Time to get out of the ethics business
Almost 10 years ago a committee of Episcopal Bishops produced a "teaching document" human sexuality declaring that the Church's traditional moral prescriptions ought to be modified to eliminate "discontinuities" between moral judgment and actual practice, that is to say, the rules had to be changed to agree with the way people actually behaved.
I circulated this document amongst some of my colleagues for comment. All of us had taught ethics courses required of all students which most take as sophomores. We agreed that by the standards we set for students in these classes, the bishop's study document should get a C+, and that purely for basic literacy and spelling.
The bishops declared that Freud was an intellectual giant, on a par with Galileo and Darwin, with whom the Church had to reckon. They had no clear understanding of the standard ethical theories that undergraduates were supposed learn about in their sophomore ethics class, appealing alternatively to Kantian notions of persons and ends in themselves and to natural law theory. They did not seem to have heard of utilitarianism or any consequentialist accounts at all. They cheerfully deduced "ought" from "is" and generally relied upon rhetoric and sentimentality in place of argument.
This was a bad term paper.
I agreed with the bishops' conclusion that the Church's traditional rules for sexual conduct were overly stringent and often damaging. Indeed, I would have gone further: I believe that all sexual activities between, or among, consenting parties, heterosexual or homosexual, whether in the context of loving, committed, monogamous relationships or not are morally ok. It was the poor quality of the bishops' arguments that that set my teeth on edge.
It was after reading this that I realized it was time for the Church to get out of the ethics business. It would not have been quite so bad if the bishops had claimed that they received their conclusions by divine revelation. But they did not. They assumed that they had expertise in ethics, and that they were competent to assess the results of scientific investigation, decide controversial moral questions in light of scientific discoveries, and pass the results on to the laity. They imagined that they were qualified to issue a "teaching" in virtue of their expertise.
The Church has gotten into trouble repeatedly by making claims that competed with the results of secular experts including notoriously Galileo and Darwin. Most clergy now recognize that they have no expertise in the hard sciences and no business issuing teachings about the age of the earth, the structure of the solar system or the origin of species. Still, they assume, with no more justification, that they have expertise in ethics. And as bishops and priests duke it out about sexual ethics, that assumption has wreaked havoc on the Church.
When I suggest that ethics isn't the Church's business I draw incredulous stares from people who would not turn a hair if I had ridiculed the Trinity as "a sort of committee God," announced that the idea of a God "out there" was as absurd as the idea of a God "up there" or asserted that no educated modern person could take theism seriously, all views that bishops, within my lifetime, have taught. Theology is negotiable; ethics is not. Since the Enlightenment it has been a commonplace that ethics was the Church's most important business, indeed, some have suggested, it's only business. People worry that lopping off the ethical component of Christianity trivializes it, leaves something that is not Christianity at all.

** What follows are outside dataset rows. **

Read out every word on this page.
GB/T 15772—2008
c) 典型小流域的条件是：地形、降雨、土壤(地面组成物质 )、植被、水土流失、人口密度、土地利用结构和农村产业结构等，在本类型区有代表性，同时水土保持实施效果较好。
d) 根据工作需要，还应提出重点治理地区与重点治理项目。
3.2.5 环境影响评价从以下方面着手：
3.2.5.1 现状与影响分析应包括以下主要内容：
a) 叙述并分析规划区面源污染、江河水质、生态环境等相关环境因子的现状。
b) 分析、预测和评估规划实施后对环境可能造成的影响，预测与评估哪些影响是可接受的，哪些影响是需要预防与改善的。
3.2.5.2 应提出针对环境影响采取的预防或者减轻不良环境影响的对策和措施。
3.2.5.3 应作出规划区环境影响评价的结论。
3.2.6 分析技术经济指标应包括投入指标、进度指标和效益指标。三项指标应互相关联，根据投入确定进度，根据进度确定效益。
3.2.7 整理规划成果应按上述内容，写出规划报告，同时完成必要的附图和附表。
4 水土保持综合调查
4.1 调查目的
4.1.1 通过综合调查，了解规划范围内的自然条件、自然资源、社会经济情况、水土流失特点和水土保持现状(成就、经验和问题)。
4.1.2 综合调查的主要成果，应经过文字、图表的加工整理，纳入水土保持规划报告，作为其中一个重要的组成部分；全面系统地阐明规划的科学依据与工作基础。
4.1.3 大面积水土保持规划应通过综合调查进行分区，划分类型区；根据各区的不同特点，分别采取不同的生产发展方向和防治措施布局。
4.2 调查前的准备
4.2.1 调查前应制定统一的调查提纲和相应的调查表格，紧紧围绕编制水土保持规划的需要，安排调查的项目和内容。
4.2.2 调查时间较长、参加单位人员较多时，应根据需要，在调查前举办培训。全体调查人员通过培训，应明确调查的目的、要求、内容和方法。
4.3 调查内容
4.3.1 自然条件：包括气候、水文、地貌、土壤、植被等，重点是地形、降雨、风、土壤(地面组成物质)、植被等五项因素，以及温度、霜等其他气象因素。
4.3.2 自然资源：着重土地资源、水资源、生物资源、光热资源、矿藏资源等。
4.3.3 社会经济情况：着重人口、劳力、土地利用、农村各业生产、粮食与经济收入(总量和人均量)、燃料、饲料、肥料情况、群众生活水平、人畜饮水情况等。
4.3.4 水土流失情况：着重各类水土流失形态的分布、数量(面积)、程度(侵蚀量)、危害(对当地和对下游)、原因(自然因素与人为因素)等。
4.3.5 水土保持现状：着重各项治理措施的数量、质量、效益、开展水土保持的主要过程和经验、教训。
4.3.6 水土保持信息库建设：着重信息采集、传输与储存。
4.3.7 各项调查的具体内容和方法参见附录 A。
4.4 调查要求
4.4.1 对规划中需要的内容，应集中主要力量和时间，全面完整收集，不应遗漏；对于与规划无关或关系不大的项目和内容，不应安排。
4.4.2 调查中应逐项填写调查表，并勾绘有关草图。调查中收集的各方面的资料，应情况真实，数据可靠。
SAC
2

This worry is unfounded. The Creed, which says absolutely nothing about ethical issues, proclaims that there is a God in three Persons, that God became incarnate, and that we shall survive death and enjoy him forever. Such claims about the existence of an omnipotent, omniscient, omnibenevolent being and personal immortality are momentous. I have a sneaking suspicion that some people imagine that getting out of the ethics business would trivialize Christianity because they do not believe these metaphysical claims are true, or even worthy of serious consideration, and have reconstructed Christianity as "commitment to an agapistic way of life" in order to make it out as plausible and significant.
Since Kant made metaphysics disreputable, the Church, in the interest of self-preservation, has been quietly divesting itself of its theological stock while promoting its ethical sideline. Now, ironically and deservedly, the Church is being undermined by the arrogance of priests who imagine that they are in a position to offer intellectual leadership and moral guidance--as if anyone took their half-baked notions seriously. The Church might have done better minding its own business.
There is plenty of legitimate business for the Church to do: baptizing, marrying and burying, feeding the hungry, visiting the sick and comforting the dying, maintaining buildings and conducting services. Most of all, the Church's business is mysticism--maintaining church buildings as sacred spaces, openings into another world and doing liturgy through which people can participate in the cosmic drama and experience the thrill of transcendence. That is the Church's area of expertise, something which
only it can do, something we cannot do for ourselves. Ethics, by contrast, is something we can do perfectly well for ourselves, in which the Church has no special expertise.
So the Church should get out of the ethics business, and back into the mysticism business. Even if there are few takers for mysticism, there are none for its moral oracles on sexual conduct or anything else.